The pledge offers examples of how companies can achieve the goals, although it notes that companies “have the discretion to decide the best way” to do so. The document also emphasizes the importance of companies publicly demonstrating “measurable progress” on their goals, as well as documenting their techniques “so that others can learn.”
CISA developed the pledge in consultation with technology companies, notably Amazon and Google, seeking to understand what would be feasible for them while still meeting the agency’s goals, according to Goldstein. That meant making sure the commitments were viable for companies of all sizes, not just the Silicon Valley giants.
The agency originally attempted to use its Cyber Defense Joint Collaborative to prompt companies to sign the pledge, according to the tech industry official, but failed when companies questioned the use of an operational cyber defense collaborative group over “a political and legal,” the industry said. says the official.
“The industry expressed frustration with trying to use the JCDC to obtain pledges,” the official says, and CISA “wisely withdrew that effort.”
CISA then held discussions with companies through the Information Technology Sector Coordinating Council and modified the commitment based on their feedback. Originally, the pledge contained more than seven goals, and CISA wanted signatories to commit to “firm metrics” to show progress, according to the industry official. In the end, this person says, CISA eliminated several goals and “expanded the language” about measuring progress.
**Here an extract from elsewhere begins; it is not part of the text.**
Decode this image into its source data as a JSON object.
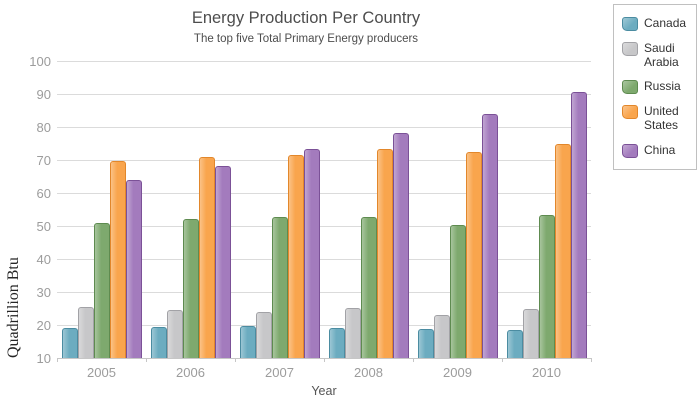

John Miller, senior vice president of policy, trust, data and technology at the Information Technology Innovation Council, a major industry trade group, says the change was smart, because concrete progress metrics, such as the number of users that use multi-factor authentication, could be “easily misinterpreted.”
Goldstein says the number of pledge signers “exceeds my expectations of where we would be” at this point. The industry official says they are not aware of any company that has definitively refused to sign the pledge, in part because suppliers want to “keep the option to sign open” after the CISA launch event at RSA. “Everyone is kind of in a wait-and-see mode.”
Legal liability is one of the main concerns of potential signatory companies. “If there inevitably ends up being some kind of security incident,” Miller says, “anything [a] The company has publicly said it could be used in lawsuits.”
That said, Miller predicts that some global companies facing tough new European security requirements will sign the U.S. pledge to “get that credit” for something they already have to do.
CISA’s Secure by Design campaign is the centerpiece of the Biden administration’s ambitious plan to shift the burden of cybersecurity from users to providers, a central theme of the administration’s National Cybersecurity Strategy. The push for corporate cyber liability follows years of disruptive supply chain attacks against critical software makers such as Microsoft, SolarWinds, Kaseya and Change Healthcare, as well as a growing list of widespread software vulnerabilities that have fueled ransomware attacks on schools, hospitals and other essential services. White House officials say the pattern of costly and often avoidable violations demonstrates the need for greater corporate responsibility.